Pemerintahan kolonial Belanda di Indonesia
Perubahan peta politik di Eropa akibat jatuhnya kekuasaan Napoleon di Prancis menyebabkan di Indonesia terjadi juga perubahan
penjajah. Akibat jatuhnya kekuasaan Napoleon, negara-negara Eropa
bersepakat mengadakan pertemuan di Wina yang dikenal sebagai Kongres Wina. Hasil pertemuan menyepakati bahwa keadaan politik dunia, khususnya Eropa harus dikembalikan seperti sebelum Napoleon berkuasa. Itu artinya bahwa keadaan Indonesia pun harus dikembalikan kepada Belanda oleh
Inggris seperti sebelum Napoleon berkuasa.
Pemerintah Inggris menindaklanjuti hasil keputusan Kongres
Wina tersebut dengan melakukan pembicaraan dengan Belanda di London. Oleh karena
itu, pertemuan Inggris Belanda tentang masalah jajahannya disebut Perjanjian London (Convention of London). Salah
satu butir kesepakatan pada Perjanjian London mengungkapkan bahwa Inggris bersedia mengembalikan wilayah Indonesia
kepada Belanda.
Pemerintah Belanda menindaklanjuti hasil pertemuan di London tersebut dengan membentuk Komisi Jenderal untuk menerima
penyerahan wilayah. Komisi Jenderal juga mendapat tugas dari pemerintah Belanda untuk mengelola Indonesia. Anggota Komisi Jenderal itu terdiri
atas Elout, Buyskes, dan van der Capellen. Perbaikan ekonomi di tanah
jajahan menjadi tugas utama Komisi Jenderal. Hal itu disebabkan pada saat yang sama,
keadaan dalam negeri Belanda juga kurang menguntungkan. Utang negara menumpuk tidak terbayar dan kas negara
sedang kosong. Itu semua terjadi karena besarnya biaya yang dilakukan Belanda
dalam melakukan perang yang melibatkannya.
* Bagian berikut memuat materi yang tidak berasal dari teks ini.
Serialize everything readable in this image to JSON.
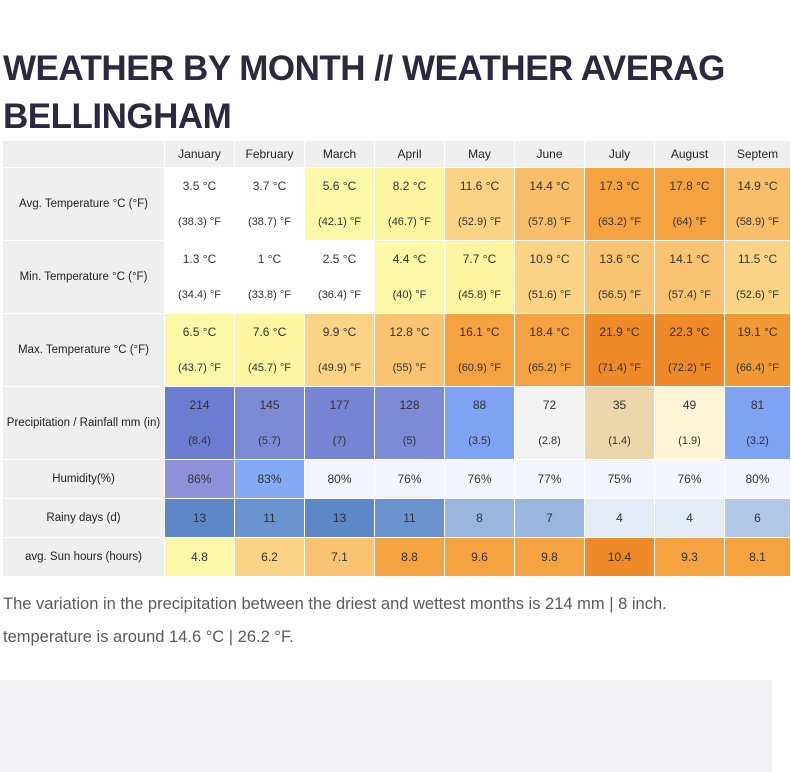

Van der Capellen memegang peranan penting di dalam menjalankan pemerintahan kolonial di Indonesia.
Van der Capellen berusaha mengeksploitasi
kekayaan alam dan penduduk Indonesia secara besar-besaran untuk memperoleh
pemasukan uang sebesar besarnya. Salah
satu kebijakannya adalah menyewakan tanah kepada
para pengusaha Eropa. Sistem Sewa Tanah (Landelijk Stelsel) yang dilaksanakan van der Capellen sebenarnya
meneruskan kebijakan Letnan Gubernur Raffles saat Inggris berkuasa di Indonesia.
Pemerintahan van der Capellen dianggap gagal oleh pemerintah Belanda. Oleh karena itu, pada tahun 1826 pemerintah Belanda menetapkan Komisaris Jenderal du Bus de Gisignies untuk memimpin pemerintahan kolonial. Beban untuk memperoleh pemasukan sebesar-besarnya guna menutupi kas negara yang kosong ternyata juga gagal dilaksanakan du Bus de Gisignies.
Berdasarkan Convention of London tahun 1814, Inggris harus menyerahkan Indonesia kembali kepada
Belanda, sehingga Belanda kembali dapat menguasai dan menjajah Indonesia. Penyerahan daerah kekuasaan di antara kedua negeri itu dilaksanakan pada tahun 1816. Pemerintahan Hindia Belanda mengisi kekuasaannya dengan menjalankan berbagai kebijakan yang pada dasarnya meneruskan kebijakan yang telah diterapkan Raffles dalam kurun waktu sebelumnya. Selama periode antara tahun 1816 dan 1830, pemerintah Hindia Belanda dihadapkan pada timbulnya berbagai peperangan di beberapa daerah, seperti Perang Padri dan Perang Jawa. 'Peperangan tersebut merupakan peperangan
yang besar dan memakan biaya yang banyak. Bahkan, menyebabkan pemerintah Hindia Belanda mengaiami kesulitan keuangan.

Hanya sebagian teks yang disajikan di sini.